September
18

Mi chiamo Maria. Sciura Maria.

“Mi chiamo Maria. Sciura Maria. E il pericolo è il mio mestiere”. Altro che James Bond, che se ne va in giro con auto dotate di stermina-avversari di serie, che sorseggia drink e si accompagna a bonone pazzesche. Il vero eroe è la Sciura Maria, che tutti i giorni va a fare la spesa a piedi al Bennet “Lario Center” di Tavernola o all’Iper di Grandate: lei sì che fa sfoggio di autentico sprezzo del pericolo.
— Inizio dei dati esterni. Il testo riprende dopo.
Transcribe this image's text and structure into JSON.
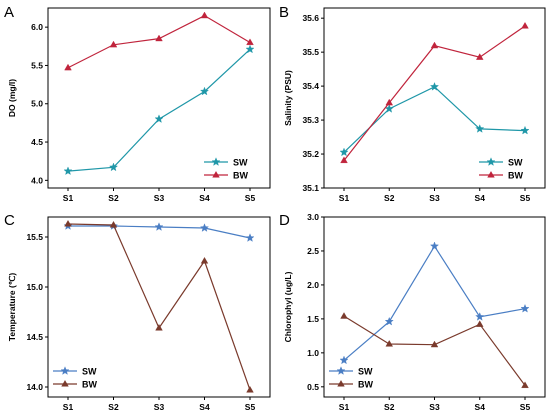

Compare sul ciglio della strada, scruta attenta a destra e a sinistra, tentenna, ci ripensa, valuta con estrema attenzione velocità e distanza delle auto che sbucano da ogni parte, si lanciaaa! E, miracolosamente, raggiunge l’altro lato della strada. Riprende fiato. Si dirige verso l’ingresso del centro commerciale bella baldanzosa: “Operazione spesa”. Ma il pericolo vero si presenta al ritorno: con due borse piene zeppe in mano, la probabilità di finire come un riccio spalmato sull’asfalto aumenta non di poco.
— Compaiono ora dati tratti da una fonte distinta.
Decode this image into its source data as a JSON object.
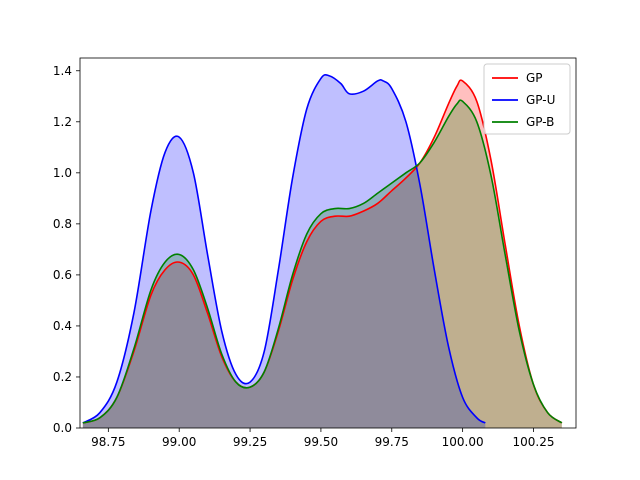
{
  "chart_data": {
    "type": "area",
    "title": "",
    "xlabel": "",
    "ylabel": "",
    "xlim": [
      98.65,
      100.4
    ],
    "ylim": [
      0.0,
      1.45
    ],
    "grid": false,
    "legend_position": "top-right",
    "x_ticks": [
      98.75,
      99.0,
      99.25,
      99.5,
      99.75,
      100.0,
      100.25
    ],
    "x_tick_labels": [
      "98.75",
      "99.00",
      "99.25",
      "99.50",
      "99.75",
      "100.00",
      "100.25"
    ],
    "y_ticks": [
      0.0,
      0.2,
      0.4,
      0.6,
      0.8,
      1.0,
      1.2,
      1.4
    ],
    "y_tick_labels": [
      "0.0",
      "0.2",
      "0.4",
      "0.6",
      "0.8",
      "1.0",
      "1.2",
      "1.4"
    ],
    "series": [
      {
        "name": "GP",
        "color": "#ff0000",
        "x": [
          98.66,
          98.72,
          98.78,
          98.84,
          98.9,
          98.95,
          99.0,
          99.05,
          99.1,
          99.15,
          99.2,
          99.25,
          99.3,
          99.35,
          99.4,
          99.45,
          99.5,
          99.55,
          99.6,
          99.65,
          99.7,
          99.75,
          99.8,
          99.85,
          99.9,
          99.95,
          99.98,
          100.0,
          100.05,
          100.1,
          100.15,
          100.2,
          100.25,
          100.3,
          100.35
        ],
        "y": [
          0.02,
          0.04,
          0.12,
          0.3,
          0.52,
          0.62,
          0.65,
          0.6,
          0.45,
          0.28,
          0.18,
          0.16,
          0.22,
          0.38,
          0.58,
          0.73,
          0.81,
          0.83,
          0.83,
          0.85,
          0.88,
          0.93,
          0.98,
          1.04,
          1.14,
          1.27,
          1.34,
          1.36,
          1.28,
          1.05,
          0.72,
          0.4,
          0.17,
          0.06,
          0.02
        ]
      },
      {
        "name": "GP-U",
        "color": "#0000ff",
        "x": [
          98.66,
          98.72,
          98.78,
          98.84,
          98.9,
          98.95,
          99.0,
          99.05,
          99.1,
          99.15,
          99.2,
          99.25,
          99.3,
          99.35,
          99.4,
          99.45,
          99.5,
          99.53,
          99.57,
          99.6,
          99.65,
          99.7,
          99.72,
          99.75,
          99.8,
          99.85,
          99.9,
          99.95,
          100.0,
          100.05,
          100.08
        ],
        "y": [
          0.02,
          0.06,
          0.18,
          0.45,
          0.85,
          1.08,
          1.14,
          1.0,
          0.68,
          0.38,
          0.21,
          0.18,
          0.3,
          0.62,
          0.98,
          1.25,
          1.37,
          1.38,
          1.35,
          1.31,
          1.32,
          1.36,
          1.36,
          1.33,
          1.2,
          0.95,
          0.62,
          0.32,
          0.12,
          0.04,
          0.02
        ]
      },
      {
        "name": "GP-B",
        "color": "#008000",
        "x": [
          98.66,
          98.72,
          98.78,
          98.84,
          98.9,
          98.95,
          99.0,
          99.05,
          99.1,
          99.15,
          99.2,
          99.25,
          99.3,
          99.35,
          99.4,
          99.45,
          99.5,
          99.55,
          99.6,
          99.65,
          99.7,
          99.75,
          99.8,
          99.85,
          99.9,
          99.95,
          99.98,
          100.0,
          100.05,
          100.1,
          100.15,
          100.2,
          100.25,
          100.3,
          100.35
        ],
        "y": [
          0.02,
          0.04,
          0.12,
          0.31,
          0.54,
          0.65,
          0.68,
          0.62,
          0.47,
          0.29,
          0.18,
          0.16,
          0.22,
          0.39,
          0.6,
          0.76,
          0.84,
          0.86,
          0.86,
          0.88,
          0.92,
          0.96,
          1.0,
          1.04,
          1.12,
          1.22,
          1.27,
          1.28,
          1.2,
          0.99,
          0.68,
          0.38,
          0.17,
          0.06,
          0.02
        ]
      }
    ],
    "fills": [
      {
        "series": "GP",
        "color": "#ff0000",
        "opacity": 0.25
      },
      {
        "series": "GP-U",
        "color": "#0000ff",
        "opacity": 0.25
      },
      {
        "series": "GP-B",
        "color": "#008000",
        "opacity": 0.25
      }
    ]
  }
}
Dall’osservazione di numerose Sciure Maria ho tratto questa personalissima convinzione circa l’idea che i progettisti dei centri commerciali devono avere dei clienti:

1) i clienti non devono in alcun modo potersi recare a piedi al Centro Commerciale;
2) qualora esistessero ancora nel mondo dei clienti sprovvisti di auto, questi non devono essere:

a) pensionati (non producono e sottraggono soldi all’Inps: meritano di finire spalmati sull’asfalto);
b) sovrappeso od obesi (la loro immagine potrebbe recar danno al buon nome del Centro Commerciale, quindi o dimagriscono correndo come dei pazzi schivando le auto mentre attraversano la strada o che muoiano pure);
c) portatori di handicap (se una signora cicciottella può far vacillare la reputazione del Centro Commerciale, figuriamoci la presenza al suo interno di un ipovedente o di qualcuno che si appoggi ad un bastone per camminare… Che si facciano accompagnare da qualcuno in auto o… che di auto periscano!).

So poi per certo che in alcuni centri commerciali è stata fatta una particolare carta fedeltà, appositamente pensata per i clienti automobilisti: cinque punti per ogni nonnina investita, sette per ogni obeso e portatore di handicap, otto per ogni sovrappeso (sono più leggeri, quindi più rapidi a schivar le auto, quindi più difficili da beccare!). E’ consentito il cumulo dei punti, quindi se spalmi sull’asfalto un’ultraottantenne un po’ cieca e con qualche chiletto di troppo guadagni in un colpo solo venti punti. Al centesimo punto si ha diritto ad un temperamatite di plastica personalizzato con il logo del centro commerciale; al millesimo punto si ottiene, direttamente dalle mani del commosso direttore del centro, l’adesivo da appiccicare sulla macchina con scritto “killer inside – Bennet d.o.c.” (o con la variante “Iper d.o.c.”, naturalmente).

Poiché non tutti gli ipermercati aderiscono all’iniziativa, chiedete conferma all’apposito box informazioni del vostro centro commerciale di fiducia prima di lanciarvi a 130 km/h contro la Sciura Maria.